The sun had just cracked the horizon, and already crowds had formed. They huddled around fires, roasted meats and waited for their Dark Lord.

It sounds medieval, but if you're a beer fanatic you know the scene is Munster, Indiana, 25 miles outside Chicago. The fires are portable grills, the meats are bratwursts. And Dark Lord is Three Floyds Brewery's Russian Imperial Stout, deemed one of the best beers on earth. It's available just one day per year during a mythic festival at the brew house.


Beer fans keep warm as they wait for the Dark Lord. Photo by Karla Zimmerman

Beer pilgrims stream in from around the country to get their lips on a red-wax-dipped, four-bottle allotment. But only those with a Golden Ticket can enter. And those tickets - all 6000 - sold out in four minutes back in March. Which explains the first guy we meet outside the gates, a hollow-eyed roamer who asks, "Brother, can you spare a beer?"

Beyond Dark Lord itself, the day is all about beer camaraderie. Hopheads stuff their backpacks with rare brews and home brews to trade. Strangers let you sip from their goblets. They even share their Girl Scout cookies. It's impressive, especially when you consider much of the crowd looks like a motorcycle gang straight out of Sturgis.


Gents get merry with a neon-coloured tipple at Dark Lord Day. Photo by Karla Zimmerman

Did we mention Dark Lord Day doubles as a heavy metal concert? Burly, thick-bearded gents with sleeves of arm tattoos bang heads and discuss the merits of bramble rye stouts with bespectacled beer geeks in hoodies. Another big topic of conversation: when to drink one's hard-earned, $15-per-bottle commodity.

"We're saving it for a special occasion," says a Chicagoan named Dave, munching from his pretzel necklace. "Like 3pm." (It's 2:35pm now.)

At one point the sound of shattering glass pierces the air: a man dropped a precious bottle. Later we heard it didn't go to waste: another guy dipped his finger in for a taste before the suds seeped through the pavement.


Precious four-bottle allotments of the dark, malty tipple. Photo by Karla Zimmerman

So what is this elixir that inspires people to lick the ground in an office park in Indiana? We pour a glass and bring it to our lips. Dark Lord looks like motor oil, tastes like a mocha shake (they dose it with coffee, Mexican vanilla and Indian sugar), and wallops your brain with 15% alcohol. Hopheads use lots of adjectives - plummy, velvety, notes of roasted malts. The best description: "F*cking delicious," says bartender Steve, his hair flying to the heavy metal beat.

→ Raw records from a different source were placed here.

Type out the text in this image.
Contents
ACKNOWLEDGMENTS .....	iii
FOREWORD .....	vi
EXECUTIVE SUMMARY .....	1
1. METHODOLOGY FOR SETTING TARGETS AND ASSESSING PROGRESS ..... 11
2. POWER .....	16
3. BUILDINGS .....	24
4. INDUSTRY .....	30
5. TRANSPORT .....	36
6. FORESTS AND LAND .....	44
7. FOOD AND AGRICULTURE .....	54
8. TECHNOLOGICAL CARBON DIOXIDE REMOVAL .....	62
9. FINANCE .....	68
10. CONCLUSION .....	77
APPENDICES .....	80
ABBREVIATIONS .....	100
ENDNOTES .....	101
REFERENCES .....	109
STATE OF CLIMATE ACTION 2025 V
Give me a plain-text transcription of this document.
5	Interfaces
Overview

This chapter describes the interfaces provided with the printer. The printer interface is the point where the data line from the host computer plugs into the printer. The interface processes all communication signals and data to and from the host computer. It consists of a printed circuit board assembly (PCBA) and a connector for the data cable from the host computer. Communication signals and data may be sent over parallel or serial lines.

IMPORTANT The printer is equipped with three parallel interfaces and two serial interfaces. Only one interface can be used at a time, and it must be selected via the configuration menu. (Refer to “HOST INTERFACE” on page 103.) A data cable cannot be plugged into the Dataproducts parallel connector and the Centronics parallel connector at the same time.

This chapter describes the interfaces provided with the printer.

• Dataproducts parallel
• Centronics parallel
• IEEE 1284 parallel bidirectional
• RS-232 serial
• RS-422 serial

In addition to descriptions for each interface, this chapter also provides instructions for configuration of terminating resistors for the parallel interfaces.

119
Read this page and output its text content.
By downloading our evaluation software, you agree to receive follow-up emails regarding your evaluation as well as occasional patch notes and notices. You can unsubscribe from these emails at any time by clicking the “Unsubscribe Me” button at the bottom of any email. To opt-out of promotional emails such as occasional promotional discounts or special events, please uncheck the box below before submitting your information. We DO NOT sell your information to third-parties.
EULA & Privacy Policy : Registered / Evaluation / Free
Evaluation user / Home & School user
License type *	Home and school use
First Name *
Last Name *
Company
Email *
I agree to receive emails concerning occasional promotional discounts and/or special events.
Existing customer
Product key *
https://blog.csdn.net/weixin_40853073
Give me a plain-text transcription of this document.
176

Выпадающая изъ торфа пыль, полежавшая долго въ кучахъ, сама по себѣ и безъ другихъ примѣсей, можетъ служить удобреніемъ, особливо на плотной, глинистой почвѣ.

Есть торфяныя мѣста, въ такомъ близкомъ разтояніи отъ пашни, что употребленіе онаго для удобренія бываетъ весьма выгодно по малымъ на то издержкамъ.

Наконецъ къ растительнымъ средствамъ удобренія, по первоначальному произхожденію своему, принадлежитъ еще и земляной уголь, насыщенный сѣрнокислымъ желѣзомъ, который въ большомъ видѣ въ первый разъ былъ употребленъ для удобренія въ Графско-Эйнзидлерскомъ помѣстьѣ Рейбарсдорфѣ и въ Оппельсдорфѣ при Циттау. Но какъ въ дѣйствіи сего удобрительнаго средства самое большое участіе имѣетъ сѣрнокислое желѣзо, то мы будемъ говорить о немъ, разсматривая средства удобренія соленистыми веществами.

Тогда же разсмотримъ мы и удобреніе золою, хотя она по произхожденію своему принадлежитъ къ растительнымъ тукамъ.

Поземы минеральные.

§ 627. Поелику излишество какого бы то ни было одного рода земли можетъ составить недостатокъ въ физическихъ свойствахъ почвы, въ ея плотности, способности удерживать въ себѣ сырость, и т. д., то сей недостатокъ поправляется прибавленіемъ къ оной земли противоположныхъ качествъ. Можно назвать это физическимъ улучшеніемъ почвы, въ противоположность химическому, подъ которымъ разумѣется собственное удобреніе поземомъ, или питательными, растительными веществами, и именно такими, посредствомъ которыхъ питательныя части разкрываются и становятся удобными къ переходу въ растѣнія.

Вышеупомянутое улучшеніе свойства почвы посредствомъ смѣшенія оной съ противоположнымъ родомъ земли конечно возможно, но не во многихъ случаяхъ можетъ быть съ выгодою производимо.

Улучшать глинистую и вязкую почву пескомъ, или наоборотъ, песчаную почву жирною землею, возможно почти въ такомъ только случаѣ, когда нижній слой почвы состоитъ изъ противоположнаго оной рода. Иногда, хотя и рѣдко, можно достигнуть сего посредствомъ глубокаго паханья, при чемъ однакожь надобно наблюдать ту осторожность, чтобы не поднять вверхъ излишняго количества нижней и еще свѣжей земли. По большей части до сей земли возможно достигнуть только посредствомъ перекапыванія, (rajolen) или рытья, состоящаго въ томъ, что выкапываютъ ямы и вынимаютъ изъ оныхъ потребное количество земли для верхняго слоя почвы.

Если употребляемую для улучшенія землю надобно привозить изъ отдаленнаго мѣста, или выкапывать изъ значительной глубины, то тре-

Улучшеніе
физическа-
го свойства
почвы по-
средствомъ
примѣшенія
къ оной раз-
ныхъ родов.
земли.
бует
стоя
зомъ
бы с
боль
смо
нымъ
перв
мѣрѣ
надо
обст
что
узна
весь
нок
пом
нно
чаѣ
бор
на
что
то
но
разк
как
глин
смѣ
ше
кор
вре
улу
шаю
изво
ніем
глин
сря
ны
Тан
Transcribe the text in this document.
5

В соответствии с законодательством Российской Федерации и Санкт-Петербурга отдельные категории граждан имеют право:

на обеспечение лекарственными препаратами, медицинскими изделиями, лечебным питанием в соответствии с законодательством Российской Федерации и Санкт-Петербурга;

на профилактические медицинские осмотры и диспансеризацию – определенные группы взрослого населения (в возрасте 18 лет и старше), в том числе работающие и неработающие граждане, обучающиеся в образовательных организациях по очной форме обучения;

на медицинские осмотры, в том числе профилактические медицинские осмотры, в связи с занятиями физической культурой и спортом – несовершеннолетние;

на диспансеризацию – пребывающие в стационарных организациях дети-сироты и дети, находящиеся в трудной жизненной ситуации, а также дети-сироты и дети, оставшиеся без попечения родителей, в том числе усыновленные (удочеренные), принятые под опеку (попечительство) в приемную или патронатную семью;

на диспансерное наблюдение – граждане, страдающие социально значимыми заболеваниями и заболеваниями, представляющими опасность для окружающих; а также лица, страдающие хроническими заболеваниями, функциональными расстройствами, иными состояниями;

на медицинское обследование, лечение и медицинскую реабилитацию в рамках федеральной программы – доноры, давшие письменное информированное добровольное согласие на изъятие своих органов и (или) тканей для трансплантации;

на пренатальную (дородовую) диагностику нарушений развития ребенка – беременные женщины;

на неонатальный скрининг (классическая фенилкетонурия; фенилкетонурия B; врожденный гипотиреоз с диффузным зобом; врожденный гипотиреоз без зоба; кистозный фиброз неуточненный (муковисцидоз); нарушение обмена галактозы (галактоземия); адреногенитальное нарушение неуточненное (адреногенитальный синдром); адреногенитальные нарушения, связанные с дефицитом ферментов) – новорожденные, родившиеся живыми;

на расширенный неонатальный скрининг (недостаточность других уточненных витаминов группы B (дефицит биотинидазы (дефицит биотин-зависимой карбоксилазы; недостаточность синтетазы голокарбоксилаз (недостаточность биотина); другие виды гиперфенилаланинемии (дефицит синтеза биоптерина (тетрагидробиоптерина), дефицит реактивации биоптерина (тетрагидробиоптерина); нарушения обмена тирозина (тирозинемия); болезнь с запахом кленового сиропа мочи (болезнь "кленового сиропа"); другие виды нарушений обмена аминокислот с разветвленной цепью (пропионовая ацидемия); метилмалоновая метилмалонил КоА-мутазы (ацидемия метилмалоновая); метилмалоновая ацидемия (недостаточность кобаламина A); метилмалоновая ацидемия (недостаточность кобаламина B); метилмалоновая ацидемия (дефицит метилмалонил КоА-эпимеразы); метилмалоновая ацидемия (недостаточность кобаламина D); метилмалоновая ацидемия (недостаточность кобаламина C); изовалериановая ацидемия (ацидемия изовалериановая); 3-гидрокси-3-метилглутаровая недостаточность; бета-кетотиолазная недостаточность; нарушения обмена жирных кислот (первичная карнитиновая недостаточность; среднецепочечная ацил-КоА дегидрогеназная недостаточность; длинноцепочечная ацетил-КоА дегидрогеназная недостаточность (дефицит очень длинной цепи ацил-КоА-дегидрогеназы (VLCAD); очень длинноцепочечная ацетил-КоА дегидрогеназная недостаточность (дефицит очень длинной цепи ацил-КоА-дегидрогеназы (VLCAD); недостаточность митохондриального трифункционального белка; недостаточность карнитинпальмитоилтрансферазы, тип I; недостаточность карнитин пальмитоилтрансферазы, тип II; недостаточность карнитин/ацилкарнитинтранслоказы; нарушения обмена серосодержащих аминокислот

Three Floyds Brewing Company (www.3floyds.com) is located at 9750 Indiana Parkway, Munster, Indiana. Dark Lord Day (www.darklordday.com) takes place the last Saturday in April.

More peculiar beer festivals

You may have missed the Dark Lord this year, but you can wet your whistle at one of these alternative beer fests:

  • Weekend of Spontaneous Fermentation (www.bierpallieters.be). This sleepy little beer fest is the place to be for hard-core lambic enthusiasts. Lambics are Belgium's famed brew, produced in the Senne Valley where mysterious airborne microorganisms allow the, yes, spontaneous fermentation of magical beers. The festival takes places on 26-27 May 2012 in Buggenhout, Belgium.
  • Bitter and Twisted International Boutique Beer Festival (www.bitterandtwisted.com.au). The convenient thing about this fest is if you get into trouble, you're already in jail. Bitter & Twisted pours a slew of Australian craft brews inside a thick-walled former prison. Home brewers take workshops in Cell Block A, where inmates used to make moonshine using food scraps and sugar. Get locked in this 3-4 November 2012 in Maitland, Australia.
  • Darwin Beer Can Regatta (www.beercanregatta.org.au). Locals save their beer cans during the year, then use them to build wildly creative boats to race. Alas, it turns out beer vessels don't always stay afloat, but spirits do since the regatta is all about having fun and raising money for charity, as it has since 1974. Start your tin can collection for 15 July 2012 in Darwin, Australia.